2.   bag of words model contains sparse matrix which contain all the words of the review after they were cleaned. All the different words of the review will be the columns of the sparse matrix
3.  Sparse matrix will be the future matrix of features that will combine the dependent variable vector that contains binary outcome--> that will train future ML model(Naive Bayes Model) 



In [None]:
from sklearn.feature_extraction.text import CountVectorizer
#tokenization will be done from feature_extraction module from sckit-learn by a class CountVectorizer
cv=CountVectorizer(max_features=1500)
#CountVectorizer --> takes one parameter max no of columns (words) ie max size of sparse matrix
#CountVectorizer parameter takes most frequent words because some unnecessary words can be excluded
#CountVectorier creates matrix of features ie sparse matrix
X=cv.fit_transform(corpus_review).toarray()
#fit_transform will fit the input of cv ie corpus to X
#fit will take all the words and transform will put all the words into column of X
y=dataset.iloc[:,-1].values
#dependent variable y takes the last column from the dataset


In [None]:
len(X[0])

# Splitting the dataset into training and test set

In [None]:
from sklearn.model_selection import train_test_split
X_train,X_test,y_train,y_test=train_test_split(X,y,test_size=0.2,random_state=0)

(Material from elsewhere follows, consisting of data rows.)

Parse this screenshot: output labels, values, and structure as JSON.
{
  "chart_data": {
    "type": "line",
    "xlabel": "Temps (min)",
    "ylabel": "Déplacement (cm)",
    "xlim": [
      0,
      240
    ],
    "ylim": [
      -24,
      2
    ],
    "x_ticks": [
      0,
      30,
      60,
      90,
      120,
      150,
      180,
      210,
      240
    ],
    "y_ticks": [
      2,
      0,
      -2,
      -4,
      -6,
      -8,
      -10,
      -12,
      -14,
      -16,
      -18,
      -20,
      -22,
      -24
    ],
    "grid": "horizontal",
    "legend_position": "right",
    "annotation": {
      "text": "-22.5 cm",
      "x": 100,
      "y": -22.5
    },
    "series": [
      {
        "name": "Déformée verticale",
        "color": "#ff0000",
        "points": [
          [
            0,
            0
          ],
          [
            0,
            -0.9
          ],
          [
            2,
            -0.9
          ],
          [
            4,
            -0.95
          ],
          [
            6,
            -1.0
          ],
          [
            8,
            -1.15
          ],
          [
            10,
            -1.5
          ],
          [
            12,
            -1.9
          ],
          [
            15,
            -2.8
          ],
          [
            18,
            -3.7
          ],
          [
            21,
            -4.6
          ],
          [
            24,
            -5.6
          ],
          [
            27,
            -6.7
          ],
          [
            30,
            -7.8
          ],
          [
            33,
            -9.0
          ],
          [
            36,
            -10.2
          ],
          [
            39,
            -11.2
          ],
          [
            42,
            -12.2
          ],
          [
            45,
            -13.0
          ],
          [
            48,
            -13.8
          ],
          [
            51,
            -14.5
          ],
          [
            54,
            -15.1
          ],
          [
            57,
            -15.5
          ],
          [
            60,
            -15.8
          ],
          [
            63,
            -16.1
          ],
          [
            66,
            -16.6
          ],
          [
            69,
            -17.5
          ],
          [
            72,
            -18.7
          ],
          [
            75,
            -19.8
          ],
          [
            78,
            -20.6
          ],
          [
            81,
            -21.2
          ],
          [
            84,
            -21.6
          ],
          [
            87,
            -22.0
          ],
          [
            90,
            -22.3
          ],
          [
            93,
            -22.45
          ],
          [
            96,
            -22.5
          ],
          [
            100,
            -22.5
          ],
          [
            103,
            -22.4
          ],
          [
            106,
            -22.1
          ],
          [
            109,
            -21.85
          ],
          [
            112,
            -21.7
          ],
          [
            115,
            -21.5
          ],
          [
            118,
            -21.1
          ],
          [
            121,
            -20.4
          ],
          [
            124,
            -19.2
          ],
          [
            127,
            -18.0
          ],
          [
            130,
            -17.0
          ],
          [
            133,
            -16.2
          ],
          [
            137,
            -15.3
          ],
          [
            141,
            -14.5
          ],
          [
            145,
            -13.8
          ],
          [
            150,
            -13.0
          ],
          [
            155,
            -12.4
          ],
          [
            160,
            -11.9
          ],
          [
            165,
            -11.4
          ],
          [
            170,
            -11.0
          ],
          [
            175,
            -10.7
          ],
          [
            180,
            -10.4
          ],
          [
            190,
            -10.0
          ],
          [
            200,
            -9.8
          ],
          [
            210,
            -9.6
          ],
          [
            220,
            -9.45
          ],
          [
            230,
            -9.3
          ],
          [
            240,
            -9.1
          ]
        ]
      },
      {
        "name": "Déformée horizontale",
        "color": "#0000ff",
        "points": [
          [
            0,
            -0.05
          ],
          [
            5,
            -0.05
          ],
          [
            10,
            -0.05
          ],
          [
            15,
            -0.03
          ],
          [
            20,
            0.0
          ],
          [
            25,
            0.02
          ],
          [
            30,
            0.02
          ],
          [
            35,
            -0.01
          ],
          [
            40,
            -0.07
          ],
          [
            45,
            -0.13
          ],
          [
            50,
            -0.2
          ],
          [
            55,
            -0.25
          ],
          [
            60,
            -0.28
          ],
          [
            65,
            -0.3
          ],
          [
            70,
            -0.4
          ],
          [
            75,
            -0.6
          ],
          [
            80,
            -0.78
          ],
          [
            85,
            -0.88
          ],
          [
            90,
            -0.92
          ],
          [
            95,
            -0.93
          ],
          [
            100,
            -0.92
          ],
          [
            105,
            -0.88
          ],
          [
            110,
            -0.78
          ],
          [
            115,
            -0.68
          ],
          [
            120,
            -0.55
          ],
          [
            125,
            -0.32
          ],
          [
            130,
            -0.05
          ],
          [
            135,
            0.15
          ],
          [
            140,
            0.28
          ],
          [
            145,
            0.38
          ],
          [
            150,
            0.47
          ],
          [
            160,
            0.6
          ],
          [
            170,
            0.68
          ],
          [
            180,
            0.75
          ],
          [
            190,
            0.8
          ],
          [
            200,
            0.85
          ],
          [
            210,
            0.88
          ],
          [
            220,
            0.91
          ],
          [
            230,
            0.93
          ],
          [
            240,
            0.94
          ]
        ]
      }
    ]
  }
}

# Training the Naive Bayes model on the training set

In [None]:
from sklearn.naive_bayes import GaussianNB
classifier=GaussianNB()
classifier.fit(X_train,y_train)

# Predicting the test set results

In [None]:
y_pred=classifier.predict(X_test)
print(np.concatenate((y_pred.reshape(len(y_pred),1),y_test.reshape(len(y_test),1)),1))

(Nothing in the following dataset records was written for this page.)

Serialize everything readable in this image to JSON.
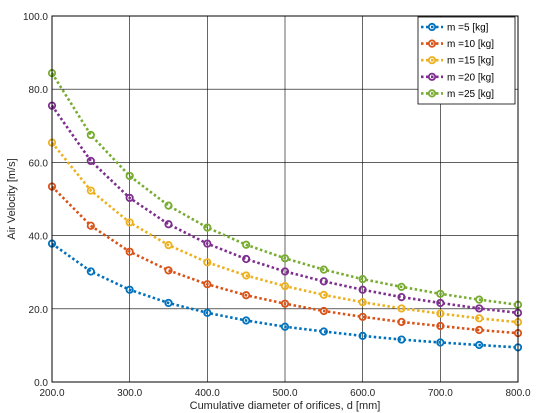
{
  "chart_data": {
    "type": "line",
    "title": "",
    "xlabel": "Cumulative diameter of orifices, d [mm]",
    "ylabel": "Air Velocity [m/s]",
    "xlim": [
      200,
      800
    ],
    "ylim": [
      0,
      100
    ],
    "xticks": [
      200,
      300,
      400,
      500,
      600,
      700,
      800
    ],
    "yticks": [
      0,
      20,
      40,
      60,
      80,
      100
    ],
    "xtick_labels": [
      "200.0",
      "300.0",
      "400.0",
      "500.0",
      "600.0",
      "700.0",
      "800.0"
    ],
    "ytick_labels": [
      "0.0",
      "20.0",
      "40.0",
      "60.0",
      "80.0",
      "100.0"
    ],
    "grid": true,
    "legend_position": "top-right",
    "x": [
      200,
      250,
      300,
      350,
      400,
      450,
      500,
      550,
      600,
      650,
      700,
      750,
      800
    ],
    "series": [
      {
        "name": "m =5 [kg]",
        "color": "#0072bd",
        "values": [
          37.8,
          30.2,
          25.2,
          21.6,
          18.9,
          16.8,
          15.1,
          13.8,
          12.6,
          11.6,
          10.8,
          10.1,
          9.45
        ]
      },
      {
        "name": "m =10 [kg]",
        "color": "#d95319",
        "values": [
          53.4,
          42.7,
          35.6,
          30.5,
          26.7,
          23.7,
          21.4,
          19.4,
          17.8,
          16.4,
          15.3,
          14.2,
          13.35
        ]
      },
      {
        "name": "m =15 [kg]",
        "color": "#edb120",
        "values": [
          65.4,
          52.3,
          43.6,
          37.4,
          32.7,
          29.1,
          26.2,
          23.8,
          21.8,
          20.1,
          18.7,
          17.4,
          16.35
        ]
      },
      {
        "name": "m =20 [kg]",
        "color": "#7e2f8e",
        "values": [
          75.5,
          60.4,
          50.3,
          43.1,
          37.8,
          33.6,
          30.2,
          27.5,
          25.2,
          23.2,
          21.6,
          20.1,
          18.9
        ]
      },
      {
        "name": "m =25 [kg]",
        "color": "#77ac30",
        "values": [
          84.4,
          67.5,
          56.3,
          48.2,
          42.2,
          37.5,
          33.8,
          30.7,
          28.1,
          26.0,
          24.1,
          22.5,
          21.1
        ]
      }
    ]
  }
}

1.  y_pred=vector of prediction we got because of naive bayes
2.   y_test=vector of real results containing the real outcome of the review



# Making the confusion matrix



1.   accuracy_score is the number of correct predictions divided by the total number of observations in the test set
2.   List item



In [None]:
from sklearn.metrics import confusion_matrix,accuracy_score
cm=confusion_matrix(y_test,y_pred)
print(cm)
accuracy_score(y_test,y_pred)

# Predicting if the single review is positive or negative

# Positive review

Use our model to predict if the following review:

"I love this restaurant so much"

is positive or negative.



Solution: We just repeat the same text preprocessing process we did before, but this time with a single review.

In [None]:
new_review = 'I love this restaurant so much'
new_review = re.sub('[^a-zA-Z]', ' ', new_review)
new_review = new_review.lower()
new_review = new_review.split()
ps = PorterStemmer()
all_stopwords = stopwords.words('english')
all_stopwords.remove('not')
new_review = [ps.stem(word) for word in new_review if not word in set(all_stopwords)]
new_review = ' '.join(new_review)
new_corpus = [new_review]
new_X_test = cv.transform(new_corpus).toarray()
new_y_pred = classifier.predict(new_X_test)
print(new_y_pred)


The review was correctly predicted as positive by our model.

# Negative review

Negative review
Use our model to predict if the following review:

"I hate this restaurant so much"

is positive or negative.

Solution: We just repeat the same text preprocessing process we did before, but this time with a single review.

In [None]:
new_review = 'I hate this restaurant so much'
new_review = re.sub('[^a-zA-Z]', ' ', new_review)
new_review = new_review.lower()
new_review = new_review.split()
ps = PorterStemmer()
all_stopwords = stopwords.words('english')
all_stopwords.remove('not')
new_review = [ps.stem(word) for word in new_review if not word in set(all_stopwords)]
new_review = ' '.join(new_review)
new_corpus = [new_review]
new_X_test = cv.transform(new_corpus).toarray()
new_y_pred = classifier.predict(new_X_test)
print(new_y_pred)

The review was correctly predicted as negative by our model.